Lea Hungerbühler, Präsidentin von AsyLex, informierte weiter: «Wir erhalten täglich unzählige Anfragen verzweifelter Menschen mit Familienmitgliedern und Freunden in Afghanistan, deren Situation unerträglich ist. Die Reaktion des Bundesrates ist beschämend für ein Land wie die Schweiz. Warten wir nicht länger, nehmen wir unsere humanitäre Verantwortung wahr. Die Schweiz ist bereit. Die grossen Städte wollen helfen, die Bevölkerung will helfen.»
Zum Schluss wies Balthasar Glättli, Nationalrat (ZH) und Präsident der Grünen Schweiz, darauf hin, dass wir auch die Afghan:innen, die bereits in der Schweiz leben, unterstützen müssen: «Die oft prekäre Situation der Menschen aus Afghanistan in der Schweiz muss verbessert werden.
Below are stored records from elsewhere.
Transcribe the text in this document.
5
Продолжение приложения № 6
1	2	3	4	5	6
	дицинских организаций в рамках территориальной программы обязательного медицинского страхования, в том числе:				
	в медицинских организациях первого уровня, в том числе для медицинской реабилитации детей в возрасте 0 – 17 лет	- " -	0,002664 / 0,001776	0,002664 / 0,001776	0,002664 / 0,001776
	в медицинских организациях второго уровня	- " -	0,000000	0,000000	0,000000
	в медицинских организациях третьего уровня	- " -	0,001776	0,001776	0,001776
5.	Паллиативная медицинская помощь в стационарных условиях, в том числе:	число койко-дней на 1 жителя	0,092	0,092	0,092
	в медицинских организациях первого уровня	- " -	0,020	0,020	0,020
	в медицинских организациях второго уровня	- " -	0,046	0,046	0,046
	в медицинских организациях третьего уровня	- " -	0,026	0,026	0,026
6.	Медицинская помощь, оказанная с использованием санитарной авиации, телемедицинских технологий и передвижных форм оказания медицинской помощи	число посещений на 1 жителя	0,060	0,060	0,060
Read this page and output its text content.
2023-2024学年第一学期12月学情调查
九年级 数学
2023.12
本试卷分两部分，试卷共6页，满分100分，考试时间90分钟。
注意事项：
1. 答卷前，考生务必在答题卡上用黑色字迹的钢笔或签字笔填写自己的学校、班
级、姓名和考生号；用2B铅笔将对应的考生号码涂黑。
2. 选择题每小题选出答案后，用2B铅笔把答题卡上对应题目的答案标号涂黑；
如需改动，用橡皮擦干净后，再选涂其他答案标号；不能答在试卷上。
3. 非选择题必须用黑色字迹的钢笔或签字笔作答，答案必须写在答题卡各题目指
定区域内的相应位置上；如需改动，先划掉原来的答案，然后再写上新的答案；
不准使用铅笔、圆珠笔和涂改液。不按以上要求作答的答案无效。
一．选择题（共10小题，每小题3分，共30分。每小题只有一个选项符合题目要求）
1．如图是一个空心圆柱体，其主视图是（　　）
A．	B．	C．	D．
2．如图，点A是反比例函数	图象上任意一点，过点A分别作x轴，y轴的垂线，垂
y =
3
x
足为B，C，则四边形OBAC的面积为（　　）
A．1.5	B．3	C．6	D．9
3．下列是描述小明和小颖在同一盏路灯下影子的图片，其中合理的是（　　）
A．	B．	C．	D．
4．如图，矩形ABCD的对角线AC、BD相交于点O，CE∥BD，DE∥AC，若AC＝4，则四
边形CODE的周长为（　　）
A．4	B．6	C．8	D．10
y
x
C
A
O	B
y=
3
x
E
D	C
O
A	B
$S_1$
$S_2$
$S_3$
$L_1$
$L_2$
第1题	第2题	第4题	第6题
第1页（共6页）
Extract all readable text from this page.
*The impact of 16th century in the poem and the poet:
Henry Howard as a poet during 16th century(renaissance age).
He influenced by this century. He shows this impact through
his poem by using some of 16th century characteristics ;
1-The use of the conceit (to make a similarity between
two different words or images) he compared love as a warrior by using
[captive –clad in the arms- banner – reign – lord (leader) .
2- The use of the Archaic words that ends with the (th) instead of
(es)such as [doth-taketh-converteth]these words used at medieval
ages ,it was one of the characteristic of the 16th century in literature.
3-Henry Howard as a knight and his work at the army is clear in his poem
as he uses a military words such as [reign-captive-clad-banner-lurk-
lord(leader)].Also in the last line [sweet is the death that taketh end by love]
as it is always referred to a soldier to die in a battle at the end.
Wir fordern, dass alle aktuell in der Schweiz lebenden Menschen aus Afghanistan einen sicheren und dauerhaften Aufenthaltsstatus erhalten, und dass der Bundesrat alles unternimmt, damit auch ihre Familie in die Schweiz kommen können.»
Die Schweiz kann und muss angesichts der Krise in Afghanistan endlich handeln. Unser Appell ist gleichzeitig Aufruf und Erinnerung an den Bundesrat, seine politische Verantwortung wahrzunehmen.